(Reuters) – Qualtrics International Inc was valued at over $15 billion in its initial public offering, against the backdrop of a capital market frenzy that has seen investors flock to technology stocks.
The survey-software seller, owned by German business software giant SAP SE, said on Thursday it raised about $1.55 billion in its upsized initial public offering.
Qualtrics sold about 51.7 million shares priced at $30 each, it said in a regulatory filing. The company had earlier aimed to sell 50.4 million shares at $27-$29 each.
SAP agreed to buy Qualtrics in November 2018 for $8 billion, just as Qualtrics was getting ready for an IPO.
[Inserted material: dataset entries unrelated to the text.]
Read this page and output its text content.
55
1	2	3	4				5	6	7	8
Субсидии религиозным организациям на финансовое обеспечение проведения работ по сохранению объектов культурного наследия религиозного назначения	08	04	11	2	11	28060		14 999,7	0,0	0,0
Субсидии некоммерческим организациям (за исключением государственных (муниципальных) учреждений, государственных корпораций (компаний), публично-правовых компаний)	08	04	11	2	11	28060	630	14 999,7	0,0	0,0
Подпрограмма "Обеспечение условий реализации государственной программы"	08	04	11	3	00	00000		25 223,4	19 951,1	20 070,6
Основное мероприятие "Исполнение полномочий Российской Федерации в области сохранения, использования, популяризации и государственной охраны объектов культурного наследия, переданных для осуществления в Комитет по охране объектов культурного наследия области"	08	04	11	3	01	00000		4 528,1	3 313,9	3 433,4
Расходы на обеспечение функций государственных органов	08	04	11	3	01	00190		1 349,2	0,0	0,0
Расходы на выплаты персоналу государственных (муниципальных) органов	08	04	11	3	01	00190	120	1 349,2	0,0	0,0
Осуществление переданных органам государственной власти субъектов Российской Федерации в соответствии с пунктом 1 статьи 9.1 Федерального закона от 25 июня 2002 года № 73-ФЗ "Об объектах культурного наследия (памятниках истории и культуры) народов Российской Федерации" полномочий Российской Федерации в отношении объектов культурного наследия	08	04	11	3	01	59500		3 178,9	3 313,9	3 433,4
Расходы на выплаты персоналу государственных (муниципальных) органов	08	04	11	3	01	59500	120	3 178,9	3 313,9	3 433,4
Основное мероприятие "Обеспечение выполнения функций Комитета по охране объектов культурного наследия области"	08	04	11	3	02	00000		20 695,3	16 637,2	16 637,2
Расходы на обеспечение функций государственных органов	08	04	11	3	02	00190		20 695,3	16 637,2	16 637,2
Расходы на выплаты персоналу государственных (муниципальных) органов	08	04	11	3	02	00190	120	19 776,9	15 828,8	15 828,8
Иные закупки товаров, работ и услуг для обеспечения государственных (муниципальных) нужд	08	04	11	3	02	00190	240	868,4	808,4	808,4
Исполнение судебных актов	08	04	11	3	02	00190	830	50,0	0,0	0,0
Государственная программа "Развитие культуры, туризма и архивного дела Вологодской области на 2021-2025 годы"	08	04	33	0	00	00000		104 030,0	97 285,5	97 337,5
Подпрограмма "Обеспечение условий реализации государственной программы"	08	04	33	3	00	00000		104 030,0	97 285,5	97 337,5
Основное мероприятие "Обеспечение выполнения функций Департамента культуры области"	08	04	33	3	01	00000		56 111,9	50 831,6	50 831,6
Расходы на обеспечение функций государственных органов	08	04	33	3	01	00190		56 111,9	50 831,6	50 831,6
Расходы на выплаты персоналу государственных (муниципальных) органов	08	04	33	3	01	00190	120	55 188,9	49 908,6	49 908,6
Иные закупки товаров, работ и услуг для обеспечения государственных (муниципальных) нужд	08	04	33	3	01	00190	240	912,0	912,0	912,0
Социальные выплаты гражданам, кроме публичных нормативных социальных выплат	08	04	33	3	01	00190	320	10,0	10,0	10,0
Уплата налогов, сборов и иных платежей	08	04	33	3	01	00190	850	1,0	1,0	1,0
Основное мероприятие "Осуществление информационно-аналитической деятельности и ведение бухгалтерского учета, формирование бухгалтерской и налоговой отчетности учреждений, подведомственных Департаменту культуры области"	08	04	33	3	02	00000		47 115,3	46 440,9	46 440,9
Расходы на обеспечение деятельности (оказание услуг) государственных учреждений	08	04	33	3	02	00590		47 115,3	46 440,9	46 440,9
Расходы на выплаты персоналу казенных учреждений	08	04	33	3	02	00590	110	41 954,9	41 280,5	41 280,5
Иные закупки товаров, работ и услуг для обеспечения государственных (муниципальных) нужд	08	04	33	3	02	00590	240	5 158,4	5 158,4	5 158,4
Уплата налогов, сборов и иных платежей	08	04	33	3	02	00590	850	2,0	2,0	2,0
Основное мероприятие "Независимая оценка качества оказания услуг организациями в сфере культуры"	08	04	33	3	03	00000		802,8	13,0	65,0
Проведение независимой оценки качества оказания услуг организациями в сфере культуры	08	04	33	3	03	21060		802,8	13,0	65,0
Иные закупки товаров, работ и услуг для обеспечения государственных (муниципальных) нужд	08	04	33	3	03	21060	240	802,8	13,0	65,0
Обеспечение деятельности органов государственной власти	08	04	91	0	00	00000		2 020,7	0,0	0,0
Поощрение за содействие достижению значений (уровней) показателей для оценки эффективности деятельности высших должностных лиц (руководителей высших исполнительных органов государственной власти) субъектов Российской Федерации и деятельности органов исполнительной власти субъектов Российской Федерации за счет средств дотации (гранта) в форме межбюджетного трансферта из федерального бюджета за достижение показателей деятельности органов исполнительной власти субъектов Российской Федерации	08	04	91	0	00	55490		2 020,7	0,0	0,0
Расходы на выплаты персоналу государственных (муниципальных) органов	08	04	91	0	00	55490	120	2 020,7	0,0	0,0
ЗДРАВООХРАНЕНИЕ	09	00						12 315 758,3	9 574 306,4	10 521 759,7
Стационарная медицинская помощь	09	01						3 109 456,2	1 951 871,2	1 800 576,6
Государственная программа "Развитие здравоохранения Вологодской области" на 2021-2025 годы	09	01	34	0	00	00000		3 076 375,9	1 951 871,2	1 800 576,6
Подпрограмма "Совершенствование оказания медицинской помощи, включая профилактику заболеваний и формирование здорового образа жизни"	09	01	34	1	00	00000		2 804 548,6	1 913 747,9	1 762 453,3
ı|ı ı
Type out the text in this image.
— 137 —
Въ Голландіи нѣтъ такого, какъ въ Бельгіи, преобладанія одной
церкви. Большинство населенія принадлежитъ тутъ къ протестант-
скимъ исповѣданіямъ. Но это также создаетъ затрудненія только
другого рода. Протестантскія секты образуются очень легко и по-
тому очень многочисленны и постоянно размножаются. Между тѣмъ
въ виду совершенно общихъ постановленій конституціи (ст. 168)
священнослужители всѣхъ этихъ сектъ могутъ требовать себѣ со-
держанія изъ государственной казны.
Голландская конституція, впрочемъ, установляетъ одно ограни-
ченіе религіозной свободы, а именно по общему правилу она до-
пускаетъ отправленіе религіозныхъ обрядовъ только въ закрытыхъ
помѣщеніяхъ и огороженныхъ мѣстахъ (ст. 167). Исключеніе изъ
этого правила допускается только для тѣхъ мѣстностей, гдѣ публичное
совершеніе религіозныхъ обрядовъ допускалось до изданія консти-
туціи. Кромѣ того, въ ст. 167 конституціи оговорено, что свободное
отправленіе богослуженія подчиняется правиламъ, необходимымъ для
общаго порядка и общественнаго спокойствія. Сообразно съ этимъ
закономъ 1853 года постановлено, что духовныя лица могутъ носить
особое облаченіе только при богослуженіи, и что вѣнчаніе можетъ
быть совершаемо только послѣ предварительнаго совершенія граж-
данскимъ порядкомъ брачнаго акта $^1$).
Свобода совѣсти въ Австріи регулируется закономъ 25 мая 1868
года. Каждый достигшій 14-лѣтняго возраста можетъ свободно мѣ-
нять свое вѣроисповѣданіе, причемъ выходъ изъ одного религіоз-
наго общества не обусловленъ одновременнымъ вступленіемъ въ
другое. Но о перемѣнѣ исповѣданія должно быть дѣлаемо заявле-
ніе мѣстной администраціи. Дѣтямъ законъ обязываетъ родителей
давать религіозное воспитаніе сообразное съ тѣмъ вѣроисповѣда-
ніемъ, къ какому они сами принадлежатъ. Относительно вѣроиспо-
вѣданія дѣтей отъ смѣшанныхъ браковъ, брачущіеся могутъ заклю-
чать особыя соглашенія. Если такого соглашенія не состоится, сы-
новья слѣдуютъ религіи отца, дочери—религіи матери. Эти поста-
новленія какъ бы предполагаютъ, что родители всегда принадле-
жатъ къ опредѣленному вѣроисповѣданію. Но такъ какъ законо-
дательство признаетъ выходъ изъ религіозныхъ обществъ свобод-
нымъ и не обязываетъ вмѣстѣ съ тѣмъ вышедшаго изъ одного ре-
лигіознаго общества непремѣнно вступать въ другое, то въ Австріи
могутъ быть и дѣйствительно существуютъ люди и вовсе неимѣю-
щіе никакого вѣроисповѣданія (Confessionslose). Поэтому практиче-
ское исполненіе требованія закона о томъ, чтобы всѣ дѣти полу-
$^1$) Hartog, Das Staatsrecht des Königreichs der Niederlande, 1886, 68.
In an interview last year, SAP Chief Executive Officer Christian Klein said floating the unit had been the only way to keep on board the Qualtrics leadership team led by founder Ryan Smith, who was unsettled by the departure of SAP’s American co-CEO, Jennifer Morgan.
Revenue of Provo, Utah-based Qualtrics, which gathers real-time feedback from customers to help analyze how a firm’s products or services are performing, rose about 32% to $550 million in the nine months ended Sept. 30.
Net loss also narrowed to $258 million during the period from $860.4 million a year earlier, as existing customers bought upgrades and as Qualtrics acquired new customers.
Qualtrics’ shares are due to start trading on Thursday on Nasdaq under the ticker symbol “XM”.
Morgan Stanley and JPMorgan are the lead underwriters for the offering.